Some manufacturers have a “name” and their products command a higher price than those similar products by someone else.  Nowadays the “name” in replicas is Uberti; for many years this company (which was one of Navy Arms’ earliest suppliers: many older Navy Arms guns carry Uberti logos but not the name) has held a dominant position in the replica business.  Identical guns by Uberti and one of its rivals will command different prices, with Uberti’s invariably higher: fit-and-finish and overall craftsmanship of Uberti guns is pretty well regarded as the best of the various Italian producers.  They were good enough to be the actual manufacturers of the “Second Generation” or “Signature Series” Colt replicas offered some years back.  Colt’s advertising implied (without actually saying so) that the guns were made in the USA. But in fact they were Uberti products.  Ironically, an Uberti-made “Colt” will command twice the price an identical Uberti-marked gun will bring: “Colt” is still a valuable brand name. Guns made by Pietta (Fratelli Pietta, another firm in Gardone) are also of very high quality but typically sell for less than Uberti’s products.

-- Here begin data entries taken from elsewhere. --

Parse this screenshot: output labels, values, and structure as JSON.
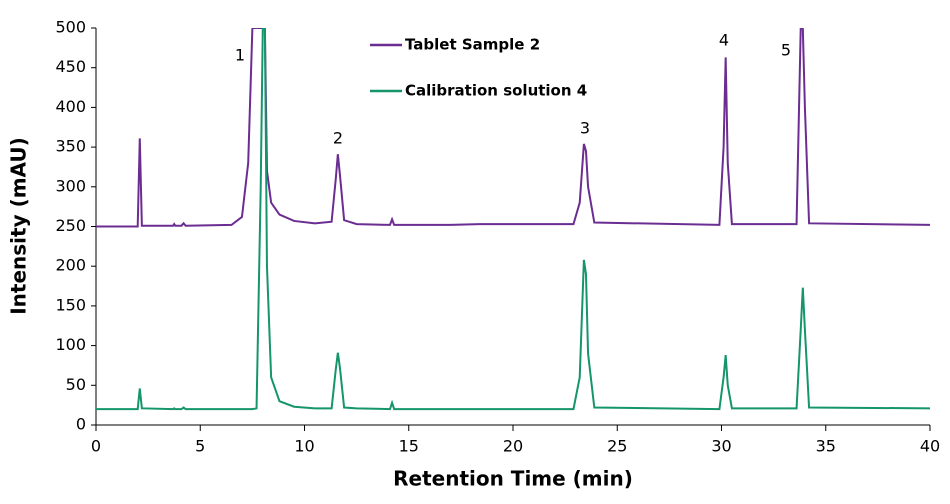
{
  "chart_data": {
    "type": "line",
    "x_label": "Retention Time (min)",
    "y_label": "Intensity (mAU)",
    "x": [
      0,
      2.0,
      2.1,
      2.2,
      3.7,
      3.75,
      3.8,
      4.1,
      4.2,
      4.3,
      6.5,
      7.0,
      7.3,
      7.5,
      7.7,
      7.9,
      8.0,
      8.1,
      8.2,
      8.4,
      8.8,
      9.5,
      10.5,
      11.3,
      11.5,
      11.6,
      11.7,
      11.9,
      12.5,
      14.1,
      14.2,
      14.3,
      17,
      18.4,
      22.9,
      23.2,
      23.4,
      23.5,
      23.6,
      23.9,
      29.9,
      30.1,
      30.2,
      30.3,
      30.5,
      32.5,
      33.6,
      33.8,
      33.9,
      34.0,
      34.2,
      40
    ],
    "series": [
      {
        "name": "Tablet Sample 2",
        "color": "#6b2d91",
        "values": [
          250,
          250,
          361,
          251,
          251,
          253,
          251,
          251,
          254,
          251,
          252,
          262,
          330,
          500,
          500,
          500,
          500,
          500,
          320,
          280,
          265,
          257,
          254,
          256,
          310,
          341,
          315,
          258,
          253,
          252,
          259,
          252,
          252,
          253,
          253,
          280,
          354,
          345,
          300,
          255,
          252,
          350,
          463,
          330,
          253,
          253,
          253,
          500,
          500,
          400,
          254,
          252
        ]
      },
      {
        "name": "Calibration solution 4",
        "color": "#14956b",
        "values": [
          20,
          20,
          46,
          21,
          20,
          21,
          20,
          20,
          22,
          20,
          20,
          20,
          20,
          20,
          21,
          300,
          500,
          500,
          200,
          60,
          30,
          23,
          21,
          21,
          70,
          91,
          72,
          22,
          21,
          20,
          28,
          20,
          20,
          20,
          20,
          60,
          208,
          190,
          90,
          22,
          20,
          60,
          88,
          50,
          21,
          21,
          21,
          120,
          173,
          120,
          22,
          21
        ]
      }
    ],
    "annotations": [
      "1",
      "2",
      "3",
      "4",
      "5"
    ],
    "xlim": [
      0,
      40
    ],
    "xticks": [
      0,
      5,
      10,
      15,
      20,
      25,
      30,
      35,
      40
    ],
    "ylim": [
      0,
      500
    ],
    "yticks": [
      0,
      50,
      100,
      150,
      200,
      250,
      300,
      350,
      400,
      450,
      500
    ],
    "grid": false
  }
}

Many other Italian firms, some still in the business, some who have disappeared, have made percussion revolvers.  Armi San Marco and Armi San Paolo are two more well-known brands, if less often seen and not so highly valued as the two big firms.  The less-well-known manufacturers often make (or made) “private label” guns for large retailers or small runs of specialty products for importers who sell under their own brand name (Palmetto Arms, Dixie).  There’s nothing wrong with these guns, but they lack the name recognition of the two leading firms and will sell for lower prices. Prices for current-production models of popular designs such as the 1860 Army or 1858 Remington are determined by what retailers charge for them new in box.  There’s not much point in paying more for such a gun than you could buy it for brand new from Cabela’s or Dixie Gun Works.  They’re valuable to a collection as representative types but will not appreciate if shot. 

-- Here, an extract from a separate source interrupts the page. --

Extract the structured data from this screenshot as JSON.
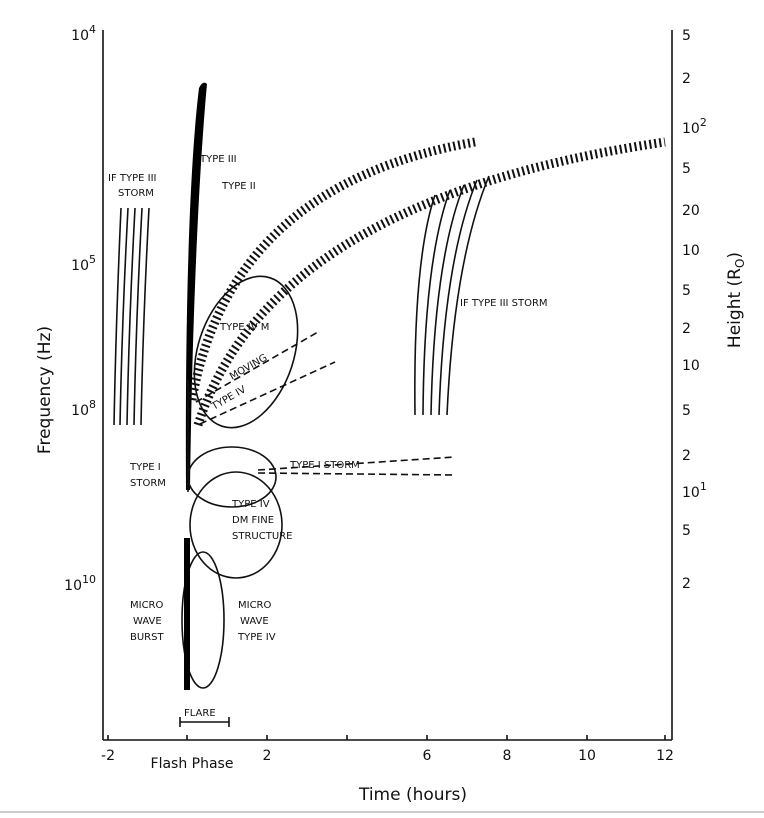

Nevertheless, because the replica revolver business has now been up and running for almost half a century some of the small early importers no longer exist and guns with their names are part of the history of the replica industry.  A lot of small firms got out of the game if their sales began to slack off after the Civil War centennial ended, or if they couldn’t compete with the bigger players, so guns with names of defunct companies are relatively scarce.  The “SPESCO” company of Atlanta, for example, was active in the early 1970’s, importing guns made by Armi San Paolo: SPESCO-marked guns aren’t common because very few were imported, so they may bring a premium from a collector who’s looking for odd or unusual brands.  “Centennial Arms” is another uncommon private label from a smaller importer.

Original percussion revolvers were often sold cased with accessories, all the stuff needed to make them go BANG: a powder flask, nipple wrench, cap tins, bullets, oil bottle, etc.  Relatively few such cased sets are sold today, but some, especially commemoratives, are on the market.  These are of significant interest to collectors, and considered as a whole, make very desirable additions to a collection.  An original cased Colt Walker with accessories could sell for upwards of half a million dollars, but the Armi San Marco-made example shown here went for less than $300 on Auction Arms!  The catalog prices of the accessories and the case, leaving the gun out of the equation, make this a very good buy, and one not likely to make your theft insurance rates go through the roof.

Percussion revolvers had a short “lifespan” as the zenith of firearms technology, but they bridged the gap between the Revolutionary-era flintlock and guns using self-contained fixed ammunition. And…like the originals, they represent a period when our nation was growing and the extent of American economic and military power was as yet incompletely realized, a time when the country faced challenges to its very existence that were solved by the ingenuity, and creativity of some of the most fertile minds of the 19th Century.